Dolayısıyla cinsiyetçilik ideolojisi inşa edilmeye başlanırken, kadının kimliklerinin yok sayıldığı, karalandığı, hakikatinin alaşağı edildiğini söyleyen Neslihan, “Özgür kadın kimliğinin yok edilmeye çalışıldığı gerçekliğiyle karşı karşıya kalıyoruz. Fakat binlerce yıl içerisinde bu sıfatları kabul etmeyen kadına karşı geliştirilmeye çalışılan kimlikleri ret eden güçlü kadın karakterleri ile karşılaşıyoruz.
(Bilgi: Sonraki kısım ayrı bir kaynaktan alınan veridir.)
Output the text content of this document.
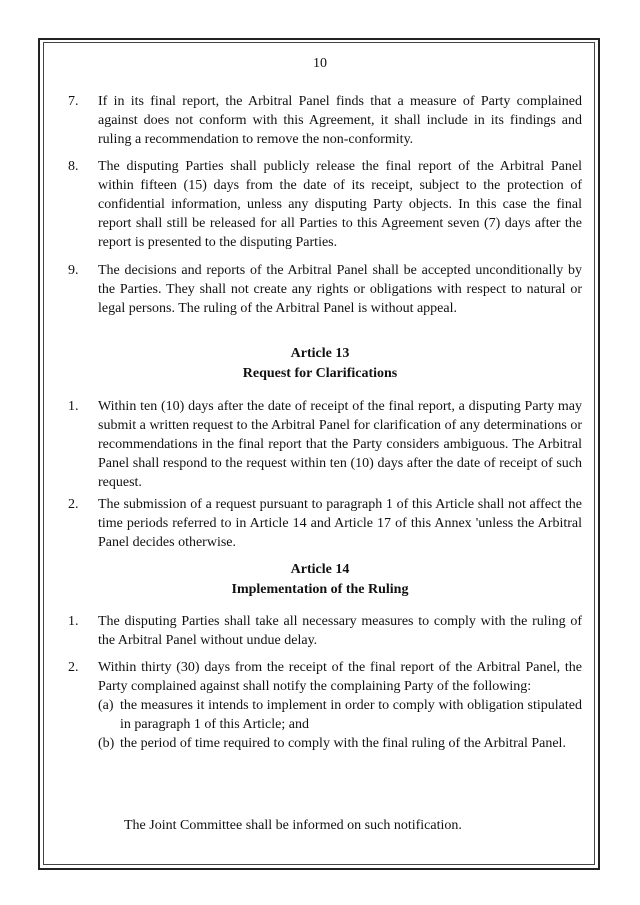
10
7.	If in its final report, the Arbitral Panel finds that a measure of Party complained against does not conform with this Agreement, it shall include in its findings and ruling a recommendation to remove the non-conformity.

8.	The disputing Parties shall publicly release the final report of the Arbitral Panel within fifteen (15) days from the date of its receipt, subject to the protection of confidential information, unless any disputing Party objects. In this case the final report shall still be released for all Parties to this Agreement seven (7) days after the report is presented to the disputing Parties.

9.	The decisions and reports of the Arbitral Panel shall be accepted unconditionally by the Parties. They shall not create any rights or obligations with respect to natural or legal persons. The ruling of the Arbitral Panel is without appeal.

Article 13
Request for Clarifications
1.	Within ten (10) days after the date of receipt of the final report, a disputing Party may submit a written request to the Arbitral Panel for clarification of any determinations or recommendations in the final report that the Party considers ambiguous. The Arbitral Panel shall respond to the request within ten (10) days after the date of receipt of such request.

2.	The submission of a request pursuant to paragraph 1 of this Article shall not affect the time periods referred to in Article 14 and Article 17 of this Annex 'unless the Arbitral Panel decides otherwise.

Article 14
Implementation of the Ruling
1.	The disputing Parties shall take all necessary measures to comply with the ruling of the Arbitral Panel without undue delay.

2.	Within thirty (30) days from the receipt of the final report of the Arbitral Panel, the Party complained against shall notify the complaining Party of the following:

(a) the measures it intends to implement in order to comply with obligation stipulated in paragraph 1 of this Article; and
(b) the period of time required to comply with the final ruling of the Arbitral Panel.
The Joint Committee shall be informed on such notification.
Direnen kadınlarla karşılaşıyoruz. Hem bireysel, hem örgütlü kadın direnişleriyle karşılaşıyoruz. Tam da bahsettiğimiz kadının kadim bilgisi bu direnişlerle günümüze kadar gelmiş oluyor. Bu bilgi felsefesinin tamamı ve yeniden kadının tarih içerisinde gizlenmiş olan bilgisinin toplumla buluşması dediğimiz meselenin bilimsel zeminini jinolojî oluşturmuş oluyor. Böylece kadın yeniden kendi bilgisi ile buluşurken bir uyanış diriliş ve özsavunma hali gerçekleştiriyor” dedi.
 
‘4 Nisan kadının kendini yeniden tanımladığı gün’
 
Abdullah Öcalan’ın 73’üncü yaşının kutlandığı 4 Nisan’a değinen Neslihan, “Sayın Abdullah Öcalan’ın doğum gününün dünyadaki tüm kadınlar için biyolojik bir doğumun ötesinde; yeniden yaradılışı ifade eden, yeniden bir doğum halini ifade eden, binlerce yıldır kadınlar üzerine atılan ölü toprağın kalktığı, yok edilmek istenen kadının kendini yeniden tanımladığı, yeniden kendi mücadele yöntemlerini belirlediği bir süreç olarak değerlendirmek gerekir” ifadesini kullandı.